Financing start-ups with cryptocurrency

There are various options for financing start-ups. One of these is cryptocurrencies. At the ACA Symposium, Simon Morgenthaler from Swissquote explained how this works, the meaning of smart contracts and ICOs, the opportunities arising from blockchain and where the dangers lie.

29 November 2019. For start-ups, it isn’t always easy to get enough initial capital to finance their new business idea, explained Simon Morgenthaler at the beginning of his presentation. Launching a company on the stock exchange is a very expensive process, he explained, and is virtually out of the question for start-ups. In this environment, he said, crowdfunding represents an alternative, which can also be based on blockchain and cryptocurrencies.

A complex system of opportunities and risks

Anyone who hasn’t studied blockchain and cryptocurrencies will not have an easy time of understanding the system, Simon Morgenthaler emphasized. He therefore began by explaining the different concepts of blockchain, Bitcoin, smart contracts and initial coin offerings. The major advantage of blockchain technologies in dealing with cryptocurrencies, he said, is that there is always a database in the background on which all transactions are stored.

“Every exchange is transparent for everybody within the blockchain. It’s not possible to change or modify the data or to lose it.” If anybody attempts to change data on the computer, he continued, it will first ask all the other computers in the blockchain, and they will then reject the request. The whole thing is therefore a very secure IT system.

Lack of state supervision

It’s very important to know, however, that cryptocurrencies are separate from the conventional banking system, Simon Morgenthaler explained, noting that the banking crisis and growing discontent with the traditional banking system has helped cryptocurrencies and blockchain technologies gain increasing numbers of fans. “There are now more than 4,000 cryptocurrencies, with Bitcoin the best known,” he said.

The speaker then talked in detail about smart contracts and initial coin offerings, explaining how the smart contracts based on computer protocols are digital contracts, so to speak, which build on the blockchain technology. They are similar, he said, to conventional contracts in the way they are concluded for purchasing a car or starting a new job, for example. “But they cost less money and work more efficiently.

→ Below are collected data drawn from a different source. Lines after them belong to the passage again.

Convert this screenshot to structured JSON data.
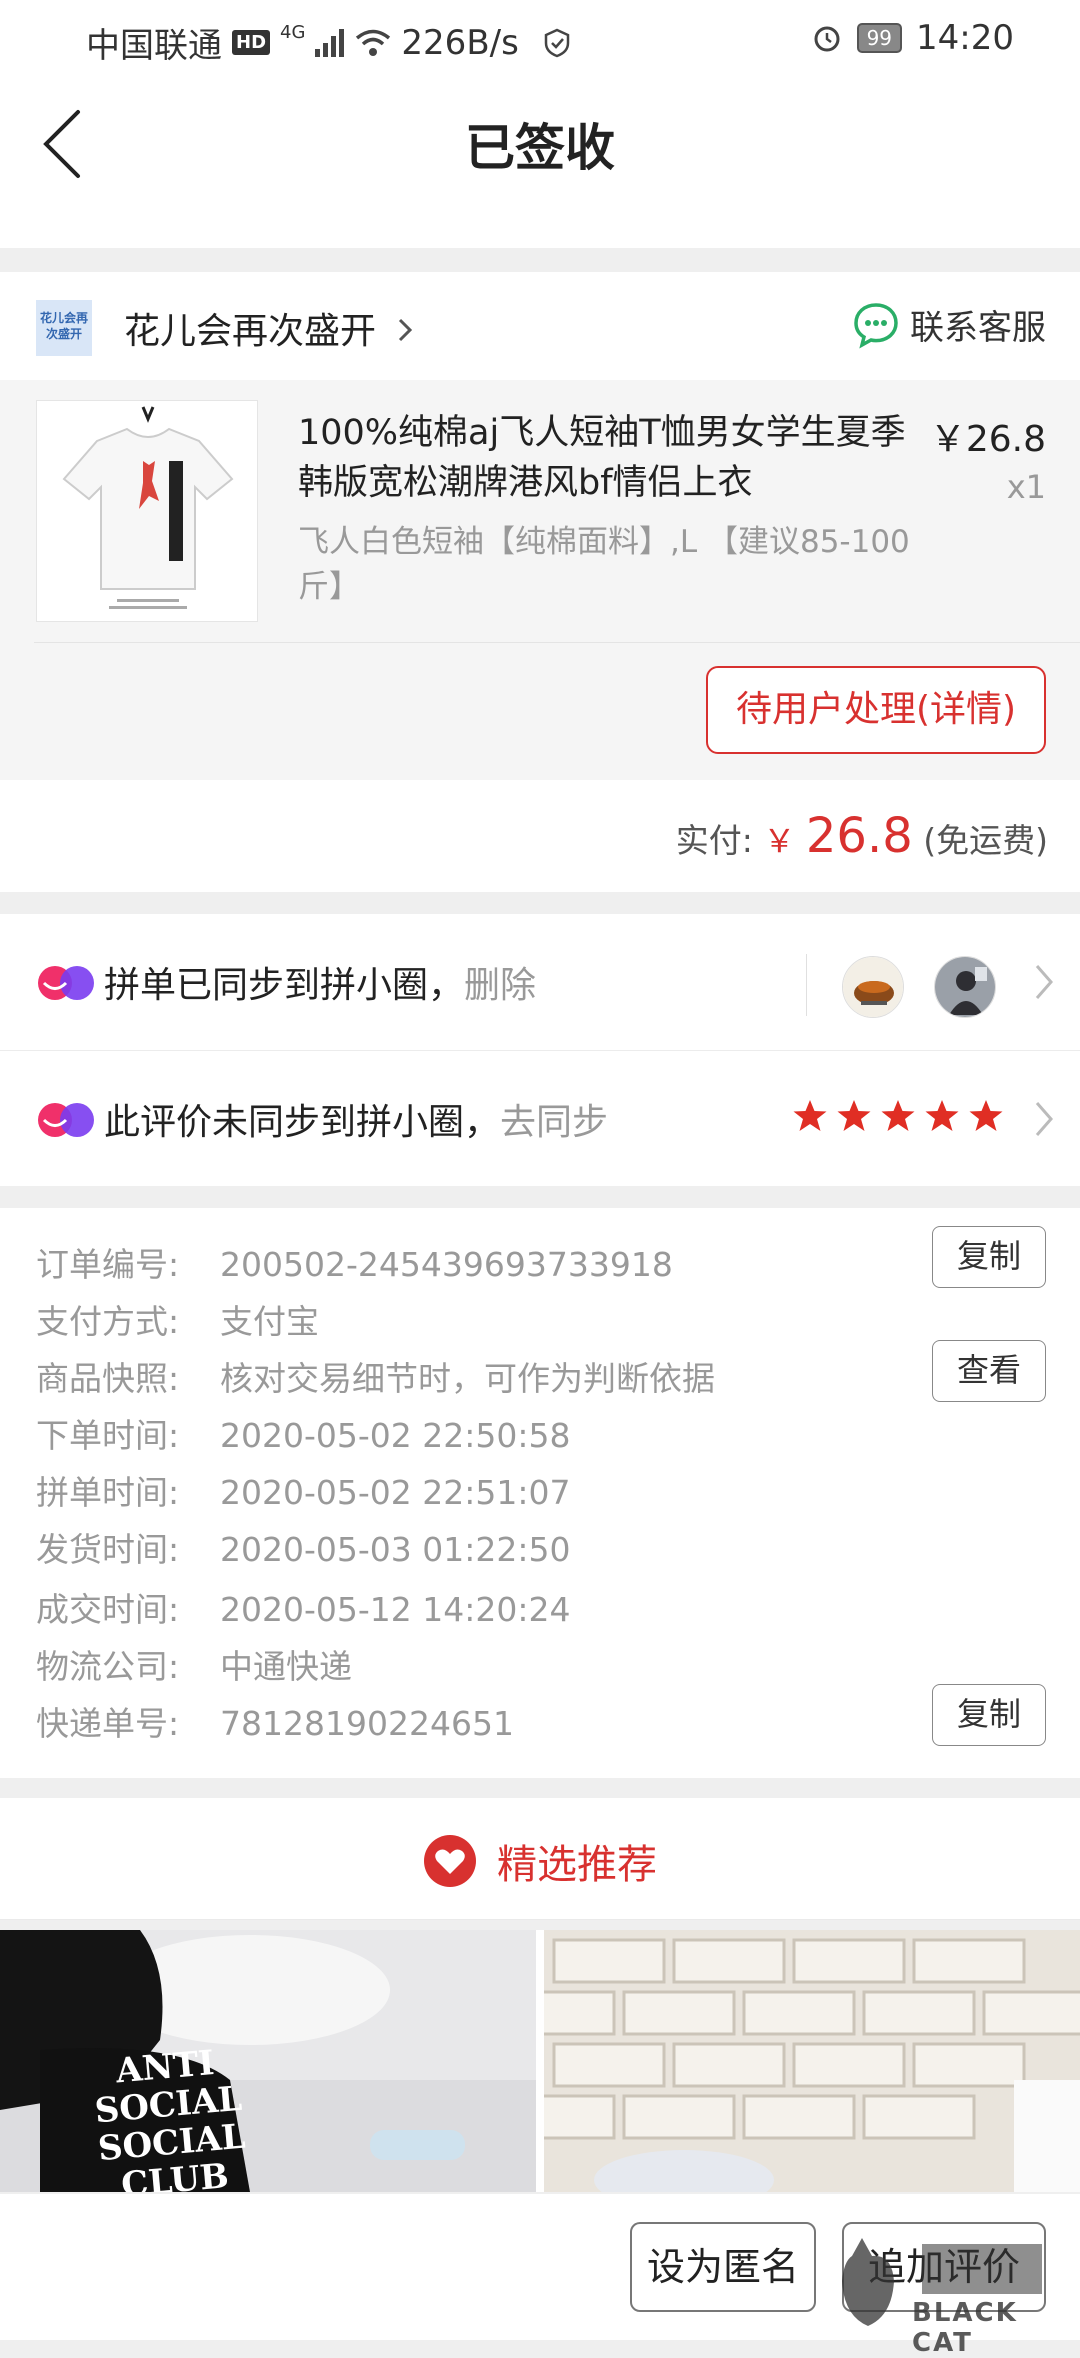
{
  "status_bar": {
    "carrier": "中国联通",
    "hd": "HD",
    "network": "4G",
    "speed": "226B/s",
    "battery": "99",
    "time": "14:20"
  },
  "header": {
    "title": "已签收"
  },
  "store": {
    "name": "花儿会再次盛开",
    "logo_text": "花儿会再次盛开",
    "contact_label": "联系客服"
  },
  "product": {
    "title": "100%纯棉aj飞人短袖T恤男女学生夏季韩版宽松潮牌港风bf情侣上衣",
    "spec": "飞人白色短袖【纯棉面料】,L 【建议85-100斤】",
    "price": "￥26.8",
    "quantity": "x1",
    "action_label": "待用户处理(详情)"
  },
  "payment": {
    "label": "实付:",
    "currency": "￥",
    "amount": "26.8",
    "note": "(免运费)"
  },
  "pxq": {
    "row1_text": "拼单已同步到拼小圈，",
    "row1_action": "删除",
    "row2_text": "此评价未同步到拼小圈，",
    "row2_action": "去同步",
    "rating_stars": 5
  },
  "order_info": {
    "rows": [
      {
        "label": "订单编号:",
        "value": "200502-245439693733918",
        "button": "复制"
      },
      {
        "label": "支付方式:",
        "value": "支付宝"
      },
      {
        "label": "商品快照:",
        "value": "核对交易细节时，可作为判断依据",
        "button": "查看"
      },
      {
        "label": "下单时间:",
        "value": "2020-05-02 22:50:58"
      },
      {
        "label": "拼单时间:",
        "value": "2020-05-02 22:51:07"
      },
      {
        "label": "发货时间:",
        "value": "2020-05-03 01:22:50"
      },
      {
        "label": "成交时间:",
        "value": "2020-05-12 14:20:24"
      },
      {
        "label": "物流公司:",
        "value": "中通快递"
      },
      {
        "label": "快递单号:",
        "value": "78128190224651",
        "button": "复制"
      }
    ]
  },
  "recommend": {
    "title": "精选推荐",
    "tile1_text": "ANTI SOCIAL SOCIAL CLUB"
  },
  "bottom_bar": {
    "anonymous_label": "设为匿名",
    "append_review_label": "追加评价"
  },
  "watermark": {
    "text": "BLACK CAT"
  },
  "colors": {
    "accent": "#d8312f",
    "wechat_green": "#2aae67",
    "pxq_purple": "#7a3cf0"
  }
}
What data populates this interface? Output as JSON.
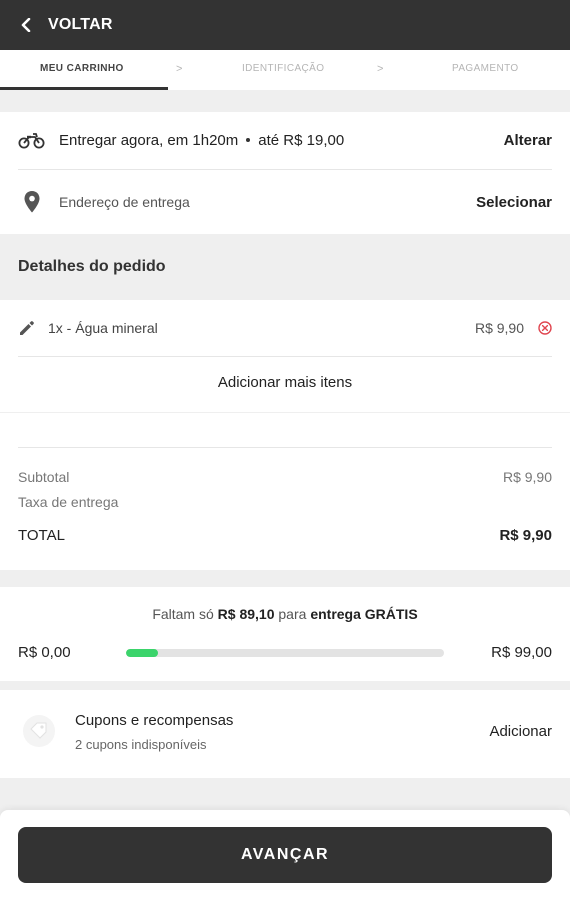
{
  "header": {
    "back_label": "VOLTAR",
    "back_icon": "chevron-left-icon"
  },
  "steps": [
    {
      "label": "MEU CARRINHO",
      "active": true
    },
    {
      "label": "IDENTIFICAÇÃO",
      "active": false
    },
    {
      "label": "PAGAMENTO",
      "active": false
    }
  ],
  "step_separator": ">",
  "delivery": {
    "icon": "motorcycle-icon",
    "text": "Entregar agora, em 1h20m",
    "price_text": "até R$ 19,00",
    "action": "Alterar"
  },
  "address": {
    "icon": "map-pin-icon",
    "label": "Endereço de entrega",
    "action": "Selecionar"
  },
  "order": {
    "title": "Detalhes do pedido",
    "items": [
      {
        "icon": "pencil-icon",
        "name": "1x - Água mineral",
        "price": "R$ 9,90",
        "remove_icon": "close-circle-icon"
      }
    ],
    "add_more": "Adicionar mais itens"
  },
  "summary": {
    "subtotal_label": "Subtotal",
    "subtotal_value": "R$ 9,90",
    "fee_label": "Taxa de entrega",
    "total_label": "TOTAL",
    "total_value": "R$ 9,90"
  },
  "free_shipping": {
    "prefix": "Faltam só",
    "amount": "R$ 89,10",
    "middle": "para",
    "suffix": "entrega GRÁTIS",
    "min_label": "R$ 0,00",
    "max_label": "R$ 99,00",
    "progress": 0.1
  },
  "coupons": {
    "icon": "coupon-tag-icon",
    "title": "Cupons e recompensas",
    "subtitle": "2 cupons indisponíveis",
    "action": "Adicionar"
  },
  "footer": {
    "button_label": "AVANÇAR"
  },
  "colors": {
    "dark": "#333333",
    "progress": "#3bd46b",
    "remove": "#e0454f",
    "background": "#efefef"
  }
}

Sources of human error are also virtually excluded.”

Perhaps the best known blockchain platform offering smart contracts is Ethereum, Morgenthaler said, citing examples for the application of smart contracts as car sharing or leasing, credit transactions or claims processing for insurance and real estate transactions, smart home, digital identity or initial coin offerings (ICOs).

Unregulated methods of crowdfunding

Initial coin offerings, the speaker explained, are an unregulated method of crowdfunding, which is used by companies whose business model is based on cryptocurrencies. “Using this method of initial capital acquisition, cryptocurrency companies avoid the strictly regulated process of raising capital, which is dictated by venture capitalists, banks or stock exchanges.” In an initial coin offering, he continued, part of a newly issued cryptocurrency is sold to investors in exchange for currencies issued by the state or cryptocurrencies, but primarily Ethereum.

Simon Morgenthaler made no secret of the fact that there is a major risk of fraud with initial coin offerings. It’s therefore important to study the relevant white paper precisely. Anyone who examines the business idea carefully, reviews the team and studies the roadmap, however, will be able to recognise whether this is a serious ICO or a case of fraud.

The Institute of Accounting, Control and Auditing at the University of St.Gallen organised its annual ACA Symposium for what is now the third time on 28 November. It was attended by around 100 people from the areas of accounting, controlling, auditing and corporate finance.